# Thread: Complex Analysis, Schwarz lemma

1. ## Complex Analysis, Schwarz lemma

$\displaystyle D=\left \{ z:\left | z \right |<1 \right \}$

Let $\displaystyle f$ and $\displaystyle g$ be an analytical functions$\displaystyle f, g \rightarrow D$

and also $\displaystyle f(0)=g(0), f'(0)=g'(0)$

Prove that $\displaystyle f(z)=g(z), \forall z\in D$.

Thanks!

2. Originally Posted by sinichko

$\displaystyle D=\left \{ z:\left | z \right |<1 \right \}$

Let $\displaystyle f$ and $\displaystyle g$ be an analytical functions$\displaystyle f, g \rightarrow D$

and also $\displaystyle f(0)=g(0), f'(0)=g'(0)$

Prove that $\displaystyle f(z)=g(z), \forall z\in D$.

Thanks!
Not true, for example $\displaystyle f(z) = z^2,\ g(z) = z^3.$

3. Originally Posted by sinichko

$\displaystyle D=\left \{ z:\left | z \right |<1 \right \}$

Let $\displaystyle f$ and $\displaystyle g$ be an analytical functions$\displaystyle f, g \rightarrow D$

and also $\displaystyle f(0)=g(0), f'(0)=g'(0)$

Prove that $\displaystyle f(z)=g(z), \forall z\in D$.

Thanks!
That statement is false, choose:

$\displaystyle f(z)=z^2,\;g(z)=z^3$

Fernando Revilla

Edited: Sorry, I didn't see Opalg's post.

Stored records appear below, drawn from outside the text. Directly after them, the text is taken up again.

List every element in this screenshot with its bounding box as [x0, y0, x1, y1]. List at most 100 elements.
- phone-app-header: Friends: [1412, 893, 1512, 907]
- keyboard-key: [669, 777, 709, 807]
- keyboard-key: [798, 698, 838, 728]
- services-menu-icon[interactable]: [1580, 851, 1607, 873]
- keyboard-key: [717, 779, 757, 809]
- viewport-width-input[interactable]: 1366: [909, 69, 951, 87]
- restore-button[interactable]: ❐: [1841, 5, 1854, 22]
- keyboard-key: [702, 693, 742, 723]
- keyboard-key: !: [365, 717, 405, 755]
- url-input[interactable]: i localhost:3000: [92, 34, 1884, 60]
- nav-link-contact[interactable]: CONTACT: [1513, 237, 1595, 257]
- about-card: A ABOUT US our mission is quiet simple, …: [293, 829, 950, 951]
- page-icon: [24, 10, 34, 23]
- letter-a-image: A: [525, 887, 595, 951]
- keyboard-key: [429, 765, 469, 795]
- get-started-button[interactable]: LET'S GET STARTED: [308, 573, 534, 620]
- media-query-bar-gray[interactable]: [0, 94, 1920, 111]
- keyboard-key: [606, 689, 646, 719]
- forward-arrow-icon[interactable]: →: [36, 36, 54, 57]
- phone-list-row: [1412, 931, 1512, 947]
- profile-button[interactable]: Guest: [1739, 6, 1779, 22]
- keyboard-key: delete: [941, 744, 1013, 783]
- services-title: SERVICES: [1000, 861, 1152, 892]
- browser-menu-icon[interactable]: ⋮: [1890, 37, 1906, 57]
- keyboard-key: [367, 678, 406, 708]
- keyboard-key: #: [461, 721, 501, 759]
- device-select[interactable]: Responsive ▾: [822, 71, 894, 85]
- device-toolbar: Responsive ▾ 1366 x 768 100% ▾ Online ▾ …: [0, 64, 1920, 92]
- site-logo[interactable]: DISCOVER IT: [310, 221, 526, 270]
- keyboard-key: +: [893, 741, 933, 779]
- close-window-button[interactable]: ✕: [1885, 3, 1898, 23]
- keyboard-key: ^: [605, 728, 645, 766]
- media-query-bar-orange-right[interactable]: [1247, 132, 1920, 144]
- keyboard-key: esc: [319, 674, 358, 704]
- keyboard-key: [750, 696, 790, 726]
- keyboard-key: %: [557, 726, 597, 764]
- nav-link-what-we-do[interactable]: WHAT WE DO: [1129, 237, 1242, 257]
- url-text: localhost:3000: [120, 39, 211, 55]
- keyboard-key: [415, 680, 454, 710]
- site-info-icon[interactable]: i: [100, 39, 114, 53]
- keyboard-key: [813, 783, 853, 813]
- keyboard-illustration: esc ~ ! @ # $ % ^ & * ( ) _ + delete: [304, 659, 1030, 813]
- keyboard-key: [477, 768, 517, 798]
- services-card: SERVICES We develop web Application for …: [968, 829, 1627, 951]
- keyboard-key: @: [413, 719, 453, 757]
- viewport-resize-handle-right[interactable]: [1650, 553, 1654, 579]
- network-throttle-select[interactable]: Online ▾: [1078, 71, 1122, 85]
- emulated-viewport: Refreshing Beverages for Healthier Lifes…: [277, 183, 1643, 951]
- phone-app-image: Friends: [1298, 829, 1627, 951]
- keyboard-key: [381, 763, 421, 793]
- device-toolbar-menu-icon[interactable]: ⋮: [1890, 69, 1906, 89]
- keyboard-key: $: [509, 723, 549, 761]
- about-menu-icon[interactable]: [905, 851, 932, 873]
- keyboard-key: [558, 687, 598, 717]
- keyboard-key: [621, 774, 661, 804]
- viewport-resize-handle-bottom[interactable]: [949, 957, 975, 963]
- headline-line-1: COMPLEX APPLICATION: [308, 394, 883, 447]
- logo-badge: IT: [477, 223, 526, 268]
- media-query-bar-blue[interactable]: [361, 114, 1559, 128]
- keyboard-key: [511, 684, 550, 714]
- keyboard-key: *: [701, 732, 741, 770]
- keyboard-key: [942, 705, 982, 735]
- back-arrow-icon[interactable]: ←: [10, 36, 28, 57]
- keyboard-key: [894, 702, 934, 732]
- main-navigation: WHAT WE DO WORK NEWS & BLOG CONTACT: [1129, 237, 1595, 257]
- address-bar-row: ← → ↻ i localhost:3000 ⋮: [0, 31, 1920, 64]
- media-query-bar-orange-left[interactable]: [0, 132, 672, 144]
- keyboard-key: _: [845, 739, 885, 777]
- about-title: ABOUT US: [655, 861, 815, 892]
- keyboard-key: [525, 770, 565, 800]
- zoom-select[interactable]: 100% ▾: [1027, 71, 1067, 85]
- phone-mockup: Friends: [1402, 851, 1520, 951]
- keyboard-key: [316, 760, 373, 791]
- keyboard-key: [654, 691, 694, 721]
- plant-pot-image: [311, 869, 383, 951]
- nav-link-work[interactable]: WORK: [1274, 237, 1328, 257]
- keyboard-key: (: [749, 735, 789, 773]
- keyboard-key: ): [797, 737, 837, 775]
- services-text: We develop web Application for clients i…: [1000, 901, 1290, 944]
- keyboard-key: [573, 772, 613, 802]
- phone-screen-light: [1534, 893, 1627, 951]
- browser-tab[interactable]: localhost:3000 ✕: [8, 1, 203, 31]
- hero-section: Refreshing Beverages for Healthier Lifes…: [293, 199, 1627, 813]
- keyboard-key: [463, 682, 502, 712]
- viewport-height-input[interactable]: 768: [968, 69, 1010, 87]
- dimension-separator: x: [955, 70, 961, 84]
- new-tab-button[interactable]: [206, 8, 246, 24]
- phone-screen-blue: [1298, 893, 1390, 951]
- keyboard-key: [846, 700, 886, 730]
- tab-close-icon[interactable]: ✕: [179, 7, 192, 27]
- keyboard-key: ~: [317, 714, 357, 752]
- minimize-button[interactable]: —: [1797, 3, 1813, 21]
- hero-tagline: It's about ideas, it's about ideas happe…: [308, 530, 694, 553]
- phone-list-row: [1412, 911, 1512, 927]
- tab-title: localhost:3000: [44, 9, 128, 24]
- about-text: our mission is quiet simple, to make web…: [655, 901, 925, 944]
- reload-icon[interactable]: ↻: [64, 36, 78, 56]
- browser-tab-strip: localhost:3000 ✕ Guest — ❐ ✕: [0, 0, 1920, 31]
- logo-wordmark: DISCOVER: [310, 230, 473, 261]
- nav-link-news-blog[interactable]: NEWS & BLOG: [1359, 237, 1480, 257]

4. See if you have the statement right.

Meanwhile, a good strategy for any Schwarz problem is to construct a function satisfying the hypotheses of the lemma. Then everything frequently falls nicely onto your lap.

You need an analytic function $\displaystyle h \to D$ sending 0 to 0.

Try $\displaystyle h(z) = \frac{1}{2}\left[f(z) - g(z)\right].$.
(Question: why did I scale by one half?)

This may not lead where you want (especially since at the moment the conclusion you seek is unclear), but constructing something like this is usually a good first step.

Verify that $\displaystyle h$ satisfies the hypotheses of the lemma and apply it. See what happens.